Le Chien d'un Poète et la Chatte d'un Abbé Jean-Louis Aubert (1731 - 1814)

Un Chien avait la table et le lit d'un Poète.
De dire s'il faisait de somptueux repas,
A parler franchement, je ne le pense pas.
Je garde le silence aussi sur la couchette :
De lits de plume et de mets délicats.
(a) Auteurs et Chiens, dit-on, font rarement emplette.
L'animal cependant, (je veux parler du Chien,)
En son taudis natal se trouvait assez bien.
Il y vécut toujours comme un Anachorète :
Va-t-il s'imaginer qu'on peut devenir gras,
Ni que dans l'univers il soit une retraite
Plus belle que le galetas
Où logeaient près du toit notre Auteur et ses rats ?
Là tout était en proie aux traits de la satyre :
Des Souverains fut-tout il l'entendait médire,
Vanter l'art de rimer, se dire enfant des Dieux.
Le galant là-dessus se forge une chimère :
Si son Maître jamais s'en retournait aux cieux,
Sans doute que lui, Chien, dans la céleste sphère
Occupant un rang glorieux,
Il verrait sous ses pieds tous les Chiens de la terre.
Ainsi, tel que l'Auteur, au sein de la misère,
Ce crasseux animal était présomptueux.
Certaine Chatte un jour vint lui rendre visite.

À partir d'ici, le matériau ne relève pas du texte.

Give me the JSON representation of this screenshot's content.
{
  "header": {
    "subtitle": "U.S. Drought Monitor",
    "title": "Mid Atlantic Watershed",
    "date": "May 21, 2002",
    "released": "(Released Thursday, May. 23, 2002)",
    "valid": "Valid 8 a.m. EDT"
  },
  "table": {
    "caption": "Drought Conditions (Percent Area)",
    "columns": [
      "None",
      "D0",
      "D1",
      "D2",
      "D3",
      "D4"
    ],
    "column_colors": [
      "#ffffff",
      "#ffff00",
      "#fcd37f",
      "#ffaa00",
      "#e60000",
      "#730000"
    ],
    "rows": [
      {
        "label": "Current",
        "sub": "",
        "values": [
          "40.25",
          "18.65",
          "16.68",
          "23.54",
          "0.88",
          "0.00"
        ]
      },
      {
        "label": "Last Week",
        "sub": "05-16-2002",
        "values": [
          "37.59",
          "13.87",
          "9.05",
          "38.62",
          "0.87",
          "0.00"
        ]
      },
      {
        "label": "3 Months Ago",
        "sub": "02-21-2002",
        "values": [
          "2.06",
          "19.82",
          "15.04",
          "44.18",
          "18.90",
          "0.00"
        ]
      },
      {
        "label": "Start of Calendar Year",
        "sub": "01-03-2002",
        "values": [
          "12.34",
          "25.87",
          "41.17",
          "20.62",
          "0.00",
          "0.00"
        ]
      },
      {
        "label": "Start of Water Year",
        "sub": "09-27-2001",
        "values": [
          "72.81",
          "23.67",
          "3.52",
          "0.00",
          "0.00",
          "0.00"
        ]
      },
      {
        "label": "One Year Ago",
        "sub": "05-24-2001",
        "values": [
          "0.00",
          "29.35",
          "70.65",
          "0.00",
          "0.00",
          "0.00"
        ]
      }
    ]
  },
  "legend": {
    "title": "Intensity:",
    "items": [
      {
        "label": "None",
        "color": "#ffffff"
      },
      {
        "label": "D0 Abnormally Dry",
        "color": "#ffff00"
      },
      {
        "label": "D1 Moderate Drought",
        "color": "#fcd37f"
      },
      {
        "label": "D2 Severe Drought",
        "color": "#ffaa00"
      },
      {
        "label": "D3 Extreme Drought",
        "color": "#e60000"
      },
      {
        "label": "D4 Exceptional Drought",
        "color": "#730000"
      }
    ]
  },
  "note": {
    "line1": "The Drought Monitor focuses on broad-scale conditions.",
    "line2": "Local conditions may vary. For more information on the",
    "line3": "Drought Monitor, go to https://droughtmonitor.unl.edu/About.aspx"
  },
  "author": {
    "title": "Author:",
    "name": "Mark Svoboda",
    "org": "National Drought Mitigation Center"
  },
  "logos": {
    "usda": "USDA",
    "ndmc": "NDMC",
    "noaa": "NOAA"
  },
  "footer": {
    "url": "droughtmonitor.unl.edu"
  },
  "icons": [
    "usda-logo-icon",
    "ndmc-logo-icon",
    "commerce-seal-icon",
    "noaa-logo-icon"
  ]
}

D'un gros Abbé vermeil très digne favorite,
Elle était ronde d'embonpoint.
Il lui fit un accueil conforme à son mérite.
La dame cependant ne s'en contenta point :
Mais en Chatte bien née, elle eut la retenue
De se déguiser sur ce point.
Tout choquait dans ces lieux sa délicate vue.
Une cruche égueulée, une chaise rompue ;
Pour murs quelques vieilles cloisons
Et pour feu, deux méchants tisons :
Elle aimerait autant loger en pleine rue.
C'était un dégoût bien fondé
Dans une dame entretenue
Par un dévotieux Abbé.
Bonne table, bon feu, bon lit, enfin que fais-je !
La commère avait tout en la maison du Saint.
Quand du jour cependant le flambeau fut éteint,
Et que, pour s'en aller, elle leva le siège,
Quel propos croyez - vous que son hôte lui tint ?
Il s'imagina faire à cette Chatte honnête,
Pour prix de sa visite, un compliment flatteur,
En souhaitant de tout son cœur
Qu'elle pût être un jour sous les lois d'un Poète.

Dв ce qui tient à nous soyons moins éblouis.
La moitié des humains croit valoir mieux que l'autre.
Notre pays natal est le plus beau pays ;
Le plus puissant Roi, c'est le nôtre.